Watching my daughter begin to walk is one of the greatest joys of my life. It is also fascinating to observe her movements from the perspective of a body therapist ever curious and in awe of biology. Her walking gait is currently that of one with very poor balance. She lifts each leg up and out to the side, and then lurches over onto it. I’m sure I’ll enjoy watching this gait pattern change over time.

On the other hand, she bends and squats exceedingly well. Her shins are nearly vertical as she lifts and lowers her pelvis with alacrity. While her walking resembles that of a sailor just returned to land, she squats with the fluidity and ease of one with an appropriate strength-to-weight ratio. There are obviously some working muscles under that cute chubbiness of her posterior.

As she daily exhibits an ideal of squatting and other full-body movements, I endeavor to learn from her good example and not restrict myself to the creaky, rounded-back forward fold of a typical American adult. Just because we aren’t as cute anymore, doesn’t mean we can’t squat like we were born to.

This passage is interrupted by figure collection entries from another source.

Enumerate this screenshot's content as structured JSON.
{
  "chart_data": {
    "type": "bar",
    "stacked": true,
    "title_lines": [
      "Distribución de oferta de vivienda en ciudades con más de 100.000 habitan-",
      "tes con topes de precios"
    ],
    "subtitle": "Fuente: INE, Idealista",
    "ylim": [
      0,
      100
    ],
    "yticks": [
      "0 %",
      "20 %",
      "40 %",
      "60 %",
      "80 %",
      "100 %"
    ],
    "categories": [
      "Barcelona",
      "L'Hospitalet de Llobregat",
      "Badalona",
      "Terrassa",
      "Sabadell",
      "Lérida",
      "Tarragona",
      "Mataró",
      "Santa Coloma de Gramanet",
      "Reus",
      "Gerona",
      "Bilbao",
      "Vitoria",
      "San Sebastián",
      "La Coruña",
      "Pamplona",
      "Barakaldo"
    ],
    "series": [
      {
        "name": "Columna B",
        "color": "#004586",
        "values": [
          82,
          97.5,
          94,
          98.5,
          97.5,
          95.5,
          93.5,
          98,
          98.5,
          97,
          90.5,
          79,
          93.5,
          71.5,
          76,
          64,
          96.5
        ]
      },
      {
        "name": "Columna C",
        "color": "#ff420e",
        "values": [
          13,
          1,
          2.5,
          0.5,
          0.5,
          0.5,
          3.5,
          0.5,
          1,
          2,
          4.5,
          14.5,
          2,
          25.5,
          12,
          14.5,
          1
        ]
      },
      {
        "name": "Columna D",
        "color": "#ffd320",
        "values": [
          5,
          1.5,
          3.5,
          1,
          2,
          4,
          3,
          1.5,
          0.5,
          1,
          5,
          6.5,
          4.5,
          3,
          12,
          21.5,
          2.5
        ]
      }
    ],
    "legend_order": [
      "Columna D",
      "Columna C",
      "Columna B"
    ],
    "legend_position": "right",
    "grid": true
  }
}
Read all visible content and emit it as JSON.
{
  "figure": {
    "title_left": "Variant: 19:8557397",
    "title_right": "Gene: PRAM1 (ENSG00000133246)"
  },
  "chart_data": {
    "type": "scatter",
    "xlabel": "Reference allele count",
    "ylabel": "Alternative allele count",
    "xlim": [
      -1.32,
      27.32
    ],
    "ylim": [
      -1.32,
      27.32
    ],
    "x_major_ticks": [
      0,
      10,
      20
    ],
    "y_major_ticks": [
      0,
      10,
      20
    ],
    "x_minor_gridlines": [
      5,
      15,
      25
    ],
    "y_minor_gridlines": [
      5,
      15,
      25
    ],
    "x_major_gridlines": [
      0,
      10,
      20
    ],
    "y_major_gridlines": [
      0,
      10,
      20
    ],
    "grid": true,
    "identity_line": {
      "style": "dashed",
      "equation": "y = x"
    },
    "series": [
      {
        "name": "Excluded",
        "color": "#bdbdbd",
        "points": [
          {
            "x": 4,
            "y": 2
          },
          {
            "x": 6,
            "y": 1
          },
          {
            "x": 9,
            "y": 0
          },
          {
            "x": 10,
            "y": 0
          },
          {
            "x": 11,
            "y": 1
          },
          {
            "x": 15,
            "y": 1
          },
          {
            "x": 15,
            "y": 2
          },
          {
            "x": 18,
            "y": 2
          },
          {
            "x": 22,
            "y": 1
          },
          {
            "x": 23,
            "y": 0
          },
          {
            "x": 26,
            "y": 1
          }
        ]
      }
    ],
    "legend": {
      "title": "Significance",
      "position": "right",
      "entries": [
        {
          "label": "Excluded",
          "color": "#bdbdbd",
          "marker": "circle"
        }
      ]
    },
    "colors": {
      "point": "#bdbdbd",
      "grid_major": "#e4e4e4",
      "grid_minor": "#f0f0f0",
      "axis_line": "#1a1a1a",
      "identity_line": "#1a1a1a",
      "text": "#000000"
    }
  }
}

The biggest difference between a toddler squatting and an adult is that the toddler is using the appropriate muscles, while the adult has become too stiff and tight in those areas and therefore calls upon other body parts that get abused with the work overload, leading to back strains and bulging disks.

From now on, when you bend, imagine your hips are a big hinge, and try to have most of the movement come from there instead of your back. Back your pelvis up as you bend so your shins stay vertical. This helps encourage the hamstrings and glute muscles to take on the heavy lifting work. Additionally, let your tailbone rise in the air by letting your pelvis tip forward with gravity.

Some things may make it difficult for you to squat right now. Stretch your hamstrings and calves often to help restore working length to your leg muscles. Notice if your pants, belt, or shoes are getting in the way of free and easy movement and consider your priorities. Finally, if it’s painful or a doctor has told you not to squat, heed those warnings. But also know that this is not the end of squatting for you. Find someone who can help guide you in how to progress toward squatting safely and painlessly. Because squatting isn’t just some adorable way to pick up a pumpkin, it’s necessary for health.